According to a press release from AstraZeneca, the AstraZeneca US Phase III trial of AZD1222 demonstrated statistically significant vaccine efficacy of 79 per cent at preventing symptomatic COVID-19 and 100 per cent efficacy at preventing severe disease and hospitalisation.
This interim safety and efficacy analysis was based on 32,449 participants with 141 symptomatic cases of COVID-19. Vaccine efficacy was consistent across ethnicity and age. Notably, in participants aged 65 years and over, vaccine efficacy was 80 per cent.
Preventive measures
Two staff at Gia Dinh People’s Hospital in HCM City tested positive after contact with one of the positive cases at the Hospital for Tropical Diseases. The Gia Dinh hospital staff who tested positive do not have a fever, sore throat, or loss of taste and smell. They also received vaccinations in late April.

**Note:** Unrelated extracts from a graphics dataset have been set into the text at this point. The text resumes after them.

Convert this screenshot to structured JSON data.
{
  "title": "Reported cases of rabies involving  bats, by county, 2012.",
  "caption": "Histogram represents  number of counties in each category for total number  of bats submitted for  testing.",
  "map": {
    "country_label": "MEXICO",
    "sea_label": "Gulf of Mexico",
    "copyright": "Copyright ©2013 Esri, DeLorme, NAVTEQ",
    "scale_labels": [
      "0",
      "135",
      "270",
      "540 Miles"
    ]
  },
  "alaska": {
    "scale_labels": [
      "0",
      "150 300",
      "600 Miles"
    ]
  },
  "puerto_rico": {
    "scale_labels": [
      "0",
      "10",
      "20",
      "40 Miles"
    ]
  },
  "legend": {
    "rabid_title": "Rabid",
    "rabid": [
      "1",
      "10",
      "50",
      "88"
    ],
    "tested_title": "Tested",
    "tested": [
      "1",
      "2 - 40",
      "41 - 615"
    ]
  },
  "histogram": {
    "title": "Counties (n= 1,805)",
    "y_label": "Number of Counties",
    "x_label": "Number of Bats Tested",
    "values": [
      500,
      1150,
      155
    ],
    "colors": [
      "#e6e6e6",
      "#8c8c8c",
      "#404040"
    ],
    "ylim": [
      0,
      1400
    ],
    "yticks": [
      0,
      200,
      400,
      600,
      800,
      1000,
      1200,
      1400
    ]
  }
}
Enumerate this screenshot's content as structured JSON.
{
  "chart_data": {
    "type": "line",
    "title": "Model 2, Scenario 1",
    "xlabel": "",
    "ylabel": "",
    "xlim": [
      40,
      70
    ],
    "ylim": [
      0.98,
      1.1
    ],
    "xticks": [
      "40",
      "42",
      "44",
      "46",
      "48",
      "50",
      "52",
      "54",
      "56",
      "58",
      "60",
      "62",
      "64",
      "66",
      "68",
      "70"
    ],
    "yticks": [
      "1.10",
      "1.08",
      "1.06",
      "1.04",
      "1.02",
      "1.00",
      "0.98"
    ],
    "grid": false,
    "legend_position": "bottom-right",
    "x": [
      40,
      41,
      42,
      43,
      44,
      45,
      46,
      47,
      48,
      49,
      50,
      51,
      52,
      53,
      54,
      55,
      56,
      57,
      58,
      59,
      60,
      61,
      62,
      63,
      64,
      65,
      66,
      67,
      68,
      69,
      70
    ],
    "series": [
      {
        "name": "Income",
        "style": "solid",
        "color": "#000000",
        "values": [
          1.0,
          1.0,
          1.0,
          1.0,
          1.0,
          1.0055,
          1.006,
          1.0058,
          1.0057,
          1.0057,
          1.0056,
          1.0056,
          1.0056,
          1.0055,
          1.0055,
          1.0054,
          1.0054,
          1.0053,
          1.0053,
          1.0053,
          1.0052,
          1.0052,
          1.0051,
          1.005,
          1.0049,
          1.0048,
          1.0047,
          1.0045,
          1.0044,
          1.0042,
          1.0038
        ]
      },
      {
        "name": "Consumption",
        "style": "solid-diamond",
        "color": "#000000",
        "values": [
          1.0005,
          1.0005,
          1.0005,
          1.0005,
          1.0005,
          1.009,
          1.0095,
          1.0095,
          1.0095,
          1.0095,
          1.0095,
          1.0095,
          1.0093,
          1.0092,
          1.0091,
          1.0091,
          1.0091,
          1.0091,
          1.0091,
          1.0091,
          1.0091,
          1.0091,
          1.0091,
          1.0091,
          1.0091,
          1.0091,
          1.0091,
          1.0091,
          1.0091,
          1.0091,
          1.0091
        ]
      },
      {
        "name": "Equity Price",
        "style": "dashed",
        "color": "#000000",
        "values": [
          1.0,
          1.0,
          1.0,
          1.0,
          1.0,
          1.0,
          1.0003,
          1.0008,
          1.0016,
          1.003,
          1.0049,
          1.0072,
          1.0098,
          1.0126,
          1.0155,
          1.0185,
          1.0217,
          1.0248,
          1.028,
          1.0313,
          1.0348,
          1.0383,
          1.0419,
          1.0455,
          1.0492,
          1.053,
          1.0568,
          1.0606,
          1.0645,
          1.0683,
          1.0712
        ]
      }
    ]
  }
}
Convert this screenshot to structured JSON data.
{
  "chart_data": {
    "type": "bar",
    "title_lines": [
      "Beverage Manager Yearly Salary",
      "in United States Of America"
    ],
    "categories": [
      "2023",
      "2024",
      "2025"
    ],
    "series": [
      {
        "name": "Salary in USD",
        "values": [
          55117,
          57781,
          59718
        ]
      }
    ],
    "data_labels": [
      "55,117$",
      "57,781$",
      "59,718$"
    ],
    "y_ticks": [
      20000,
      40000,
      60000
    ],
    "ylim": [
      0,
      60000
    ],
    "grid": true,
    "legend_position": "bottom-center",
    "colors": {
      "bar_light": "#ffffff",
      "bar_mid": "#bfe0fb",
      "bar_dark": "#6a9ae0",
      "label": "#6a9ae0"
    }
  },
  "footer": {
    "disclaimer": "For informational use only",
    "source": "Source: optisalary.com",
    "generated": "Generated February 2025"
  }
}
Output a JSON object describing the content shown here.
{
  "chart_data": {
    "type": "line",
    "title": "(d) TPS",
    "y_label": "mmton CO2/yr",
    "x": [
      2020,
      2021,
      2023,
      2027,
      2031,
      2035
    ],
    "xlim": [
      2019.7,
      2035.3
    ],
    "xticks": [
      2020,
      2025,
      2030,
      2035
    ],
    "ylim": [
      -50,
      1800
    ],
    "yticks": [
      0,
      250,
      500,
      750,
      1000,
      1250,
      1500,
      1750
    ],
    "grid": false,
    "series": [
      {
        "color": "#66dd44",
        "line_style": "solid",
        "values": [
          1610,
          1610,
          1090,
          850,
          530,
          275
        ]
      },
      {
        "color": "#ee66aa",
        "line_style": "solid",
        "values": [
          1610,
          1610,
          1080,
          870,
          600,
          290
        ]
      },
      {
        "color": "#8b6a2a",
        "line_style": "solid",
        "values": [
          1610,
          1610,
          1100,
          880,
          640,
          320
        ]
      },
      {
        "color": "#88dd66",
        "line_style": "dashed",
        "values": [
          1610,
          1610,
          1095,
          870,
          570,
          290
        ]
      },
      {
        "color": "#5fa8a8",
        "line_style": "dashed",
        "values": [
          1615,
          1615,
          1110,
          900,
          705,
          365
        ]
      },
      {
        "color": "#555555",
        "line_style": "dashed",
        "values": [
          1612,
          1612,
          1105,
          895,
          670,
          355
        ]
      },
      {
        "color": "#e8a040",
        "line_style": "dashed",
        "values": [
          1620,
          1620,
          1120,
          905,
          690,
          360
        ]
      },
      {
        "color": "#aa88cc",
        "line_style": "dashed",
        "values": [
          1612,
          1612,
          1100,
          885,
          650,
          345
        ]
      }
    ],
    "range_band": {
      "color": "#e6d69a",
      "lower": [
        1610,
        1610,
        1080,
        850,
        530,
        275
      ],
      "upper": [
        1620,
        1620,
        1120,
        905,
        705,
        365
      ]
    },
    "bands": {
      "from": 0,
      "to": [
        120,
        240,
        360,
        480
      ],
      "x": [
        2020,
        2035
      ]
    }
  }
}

The Hospital for Tropical Diseases has been disinfected, and many measures have been taken to stamp out the spread. The hospital is currently treating 126 COVID-19 patients, including 18 seriously ill cases.
Dr Nguyen Anh Dung, director of Gia Dinh People’s Hospital and head of the hospital’s Steering Committee for COVID-19 Prevention and Control, said the hospital’s two staff who tested positive for SARS-CoV-2 and had contact with the person at the Hospital for Tropical Diseases had not visited other departments and sites on its campus.
The hospital has tested its entire staff and disinfected the entire area. The staff who tested positive work in the hospital’s microbiology department which has been isolated.
“The hospital will continue tightening preventive measures and screening,” Dung said.
At Children’s Hospital No 1, staff have been divided into shifts. The staff must wear masks and not eat together. Many chairs in rooms have been removed.
Tran Van Khanh, director of Le Van Thinh Hospital, said: “The hospital has asked its staff to comply with the Government's 5k message on face masks, disinfection, distancing, no gatherings, and health declarations. They are asked not to eat together.”
“The hospital’s staff are divided into many shifts because the number of patients visiting the hospital has fallen. All meetings in the hospital’s departments are carried out online,” Khanh said.
If anyone on the hospital staff has symptoms of COVID-19, they are required to report to local health officials and get tests at local health facilities. They are allowed to stay at home.
The hospital staff must fill out a health declaration form every day. Staff in the departments of microbiology, emergency, health examination, and contagious diseases are tested weekly.
The hospital has set up an examination and treatment facility for people who have a cough, fever, or loss of taste and smell, and another COVID-19 screening area outside the hospital before patients are brought to emergency departments.
Nguyen Tan Binh, head of HCM City Department of Health, said that 821 COVID-19 community -transmitted cases have been recorded from May 18 to June 13 in the city. Districts Go Vap, 12, Binh Thanh, Tan Binh, Binh Tan and Tan Phu have had the highest number of cases. The city has traced contacts and discovered small clusters, but has not found the original transmission source.